Can you find an automorphism of $\Bbb{Q}(\sqrt{d})$ that fixes $\Bbb{Q}$?
I like the identity, $\mathrm{id}$, and also $\sqrt{d} \mapsto -\sqrt{d}$. (This latter map doesn't fix $\Bbb{Q}$ elementwise if $d$ is a square, which is (part of) where squarefreeness comes in. (More below in the edit.)) Let's call this second map $P$.
Are there any other automorphisms fixing the base field?
No.
(It might be helpful to think of this as a map on the generic element $a + b \sqrt{d}$ for $a,b \in \Bbb{Q}$, or alternatively as a linear map on the vector space $\Bbb{Q}^2$ with basis $\{1, \sqrt{d}\}$. In the latter case, the generic element is $(a,b)$ and the map is some $2 \times 2$ matrix.
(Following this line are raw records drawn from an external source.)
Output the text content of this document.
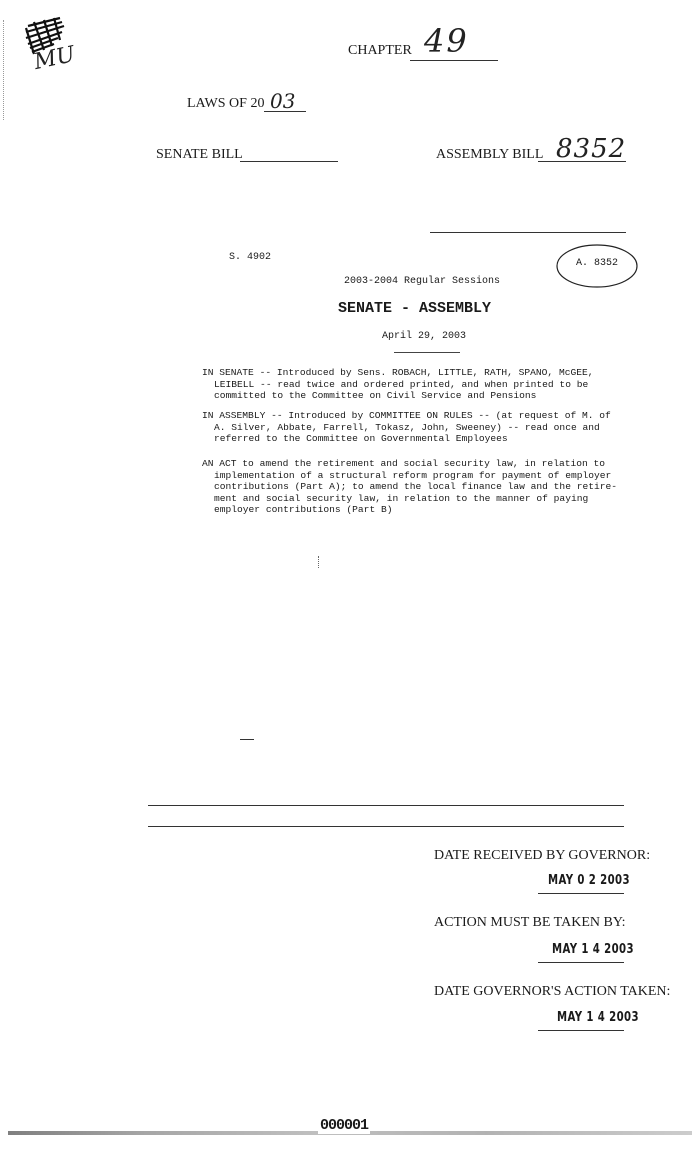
MU	CHAPTER 49
LAWS OF 20 03
SENATE BILL	ASSEMBLY BILL 8352
S. 4902
A. 8352
2003-2004 Regular Sessions
SENATE - ASSEMBLY
April 29, 2003

IN SENATE -- Introduced by Sens. ROBACH, LITTLE, RATH, SPANO, McGEE,

LEIBELL -- read twice and ordered printed, and when printed to be

committed to the Committee on Civil Service and Pensions

IN ASSEMBLY -- Introduced by COMMITTEE ON RULES -- (at request of M. of

A. Silver, Abbate, Farrell, Tokasz, John, Sweeney) -- read once and

referred to the Committee on Governmental Employees

AN ACT to amend the retirement and social security law, in relation to

implementation of a structural reform program for payment of employer

contributions (Part A); to amend the local finance law and the retire-

ment and social security law, in relation to the manner of paying

employer contributions (Part B)

DATE RECEIVED BY GOVERNOR:
MAY 0 2 2003
ACTION MUST BE TAKEN BY:
MAY 1 4 2003
DATE GOVERNOR'S ACTION TAKEN:
MAY 1 4 2003
000001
Since we want to fix $\Bbb{Q}$ elementwise, we can't move the first coordinate, so the matrix is $\begin{pmatrix} 1 & u \\ 0 & v \end{pmatrix}$. We easily see $u=0,v=1$ is an automorphism, the identity, and $P$ is $u=0,v=-1$, a map of order $2$.
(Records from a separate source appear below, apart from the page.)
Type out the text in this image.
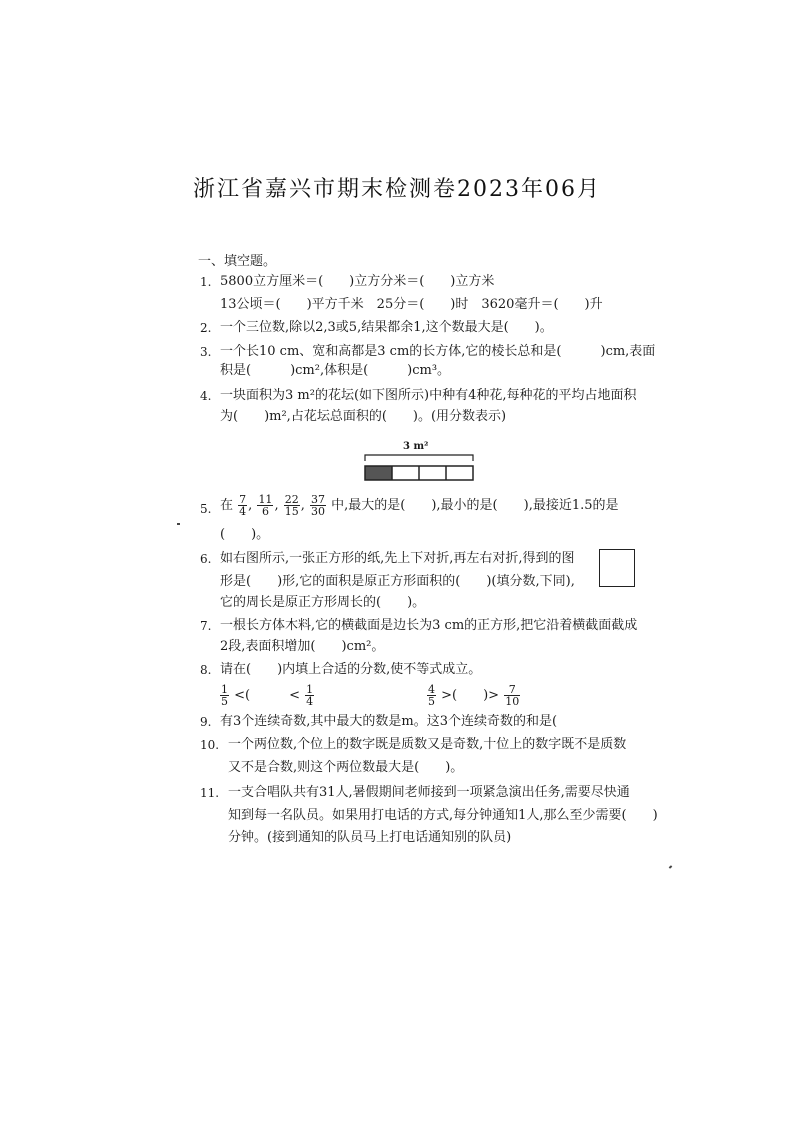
浙江省嘉兴市期末检测卷2023年06月
一、填空题。
1. 5800立方厘米＝(　　)立方分米＝(　　)立方米
13公顷＝(　　)平方千米　25分＝(　　)时　3620毫升＝(　　)升
2. 一个三位数,除以2,3或5,结果都余1,这个数最大是(　　)。
3. 一个长10 cm、宽和高都是3 cm的长方体,它的棱长总和是(　　　)cm,表面
积是(　　　)cm²,体积是(　　　)cm³。
4. 一块面积为3 m²的花坛(如下图所示)中种有4种花,每种花的平均占地面积
为(　　)m²,占花坛总面积的(　　)。(用分数表示)
3 m²
5. 在 $\frac{7}{4}$ , $\frac{11}{6}$ , $\frac{22}{15}$ , $\frac{37}{30}$ 中,最大的是(　　),最小的是(　　),最接近1.5的是
(　　)。
6. 如右图所示,一张正方形的纸,先上下对折,再左右对折,得到的图
形是(　　)形,它的面积是原正方形面积的(　　)(填分数,下同),
它的周长是原正方形周长的(　　)。
7. 一根长方体木料,它的横截面是边长为3 cm的正方形,把它沿着横截面截成
2段,表面积增加(　　)cm²。
8. 请在(　　)内填上合适的分数,使不等式成立。
$\frac{1}{5}$ <(　　　< $\frac{1}{4}$	$\frac{4}{5}$ >(　　)> $\frac{7}{10}$
9. 有3个连续奇数,其中最大的数是m。这3个连续奇数的和是(
10. 一个两位数,个位上的数字既是质数又是奇数,十位上的数字既不是质数
又不是合数,则这个两位数最大是(　　)。
11. 一支合唱队共有31人,暑假期间老师接到一项紧急演出任务,需要尽快通
知到每一名队员。如果用打电话的方式,每分钟通知1人,那么至少需要(　　)
分钟。(接到通知的队员马上打电话通知别的队员)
Can we eliminate other choices of $u$ and $v$? Let $\varphi_{u,v}$ be the map we are considering. Note that $\varphi_{u,v}$ is a ring automorphism, so $$\begin{align*}
a^2 - b^2d &= \varphi_{u,v}(a^2-b^2d) \\
&= \varphi_{u,v}((a+b\sqrt{d})(a-b\sqrt{d})) \\
&= \varphi_{u,v}(a+b\sqrt{d})\varphi_{u,v}(a-b\sqrt{d}) \\
&= (a+ub + vb\sqrt{d})(a+ub-vb\sqrt{d}) \\
&= (a+ub)^2 - (vb\sqrt{d})^2 \\
&= a^2 + 2uab + u^2b^2-v^2b^2d
\end{align*}$$
and we discover $u = 0$ and $v^2 = 1$, so in the previous paragraph we've actually written down all the choices of $u$ and $v$ yielding an automorphism.)
Do the maps $\{\mathrm{id},P\}$ fix anything outside of $\Bbb{Q}$?
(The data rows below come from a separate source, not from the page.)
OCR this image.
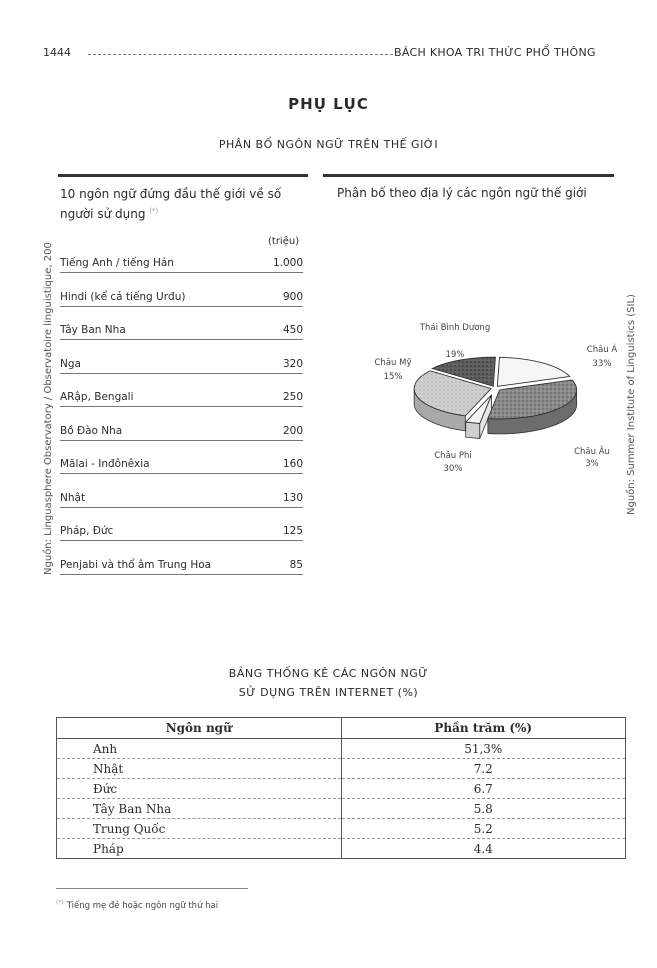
1444	BÁCH KHOA TRI THỨC PHỔ THÔNG
PHỤ LỤC
PHÂN BỐ NGÔN NGỮ TRÊN THẾ GIỚI
10 ngôn ngữ đứng đầu thế giới về số người sử dụng (*)
(triệu)
Tiếng Anh / tiếng Hán	1.000
Hindi (kể cả tiếng Urđu)	900
Tây Ban Nha	450
Nga	320
ARập, Bengali	250
Bồ Đào Nha	200
Mãlai - Inđônêxia	160
Nhật	130
Pháp, Đức	125
Penjabi và thổ âm Trung Hoa	85
Nguồn: Linguasphere Observatory / Observatoire linguistique, 200
Phân bố theo địa lý các ngôn ngữ thế giới
Thái Bình Dương
19%	Châu Á
33%
Châu Âu
3%
Châu Phi
30%
Châu Mỹ
15%	Nguồn: Summer Institute of Linguistics (SIL)
BẢNG THỐNG KÊ CÁC NGÔN NGỮ
SỬ DỤNG TRÊN INTERNET (%)
Ngôn ngữ	Phần trăm (%)
Anh	51,3%
Nhật	7.2
Đức	6.7
Tây Ban Nha	5.8
Trung Quốc	5.2
Pháp	4.4
(*) Tiếng mẹ đẻ hoặc ngôn ngữ thứ hai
No. Any $(a,b)$ with $b \neq 0$ is moved by $P$. So the fixed field is precisely $\Bbb{Q}$.
Is the extension Galois?
Yes. Since the fixed field is precisely the base field and the extension is algebraic (and/or the extension is normal and separable), the extension is Galois.
What's $\mathrm{Gal}(K/\Bbb{Q})$?
We've shown it's the group $\langle \{\mathrm{id}, P\} \rangle \cong \Bbb{Z}/2\Bbb{Z}$.
Edit: If $d$ is a square, $P$ moves elements of $\Bbb{Q}$. If $d$ is not squarefree, $d = e^2 f$ for some $e,f \in \Bbb{Q}$ with $f$ squarefree, and $\sqrt{d} = e \sqrt{f}$. So the extension is really $\Bbb{Q}(\sqrt{f})$, so we might as well only consider extensions by square roots of squarefree rationals.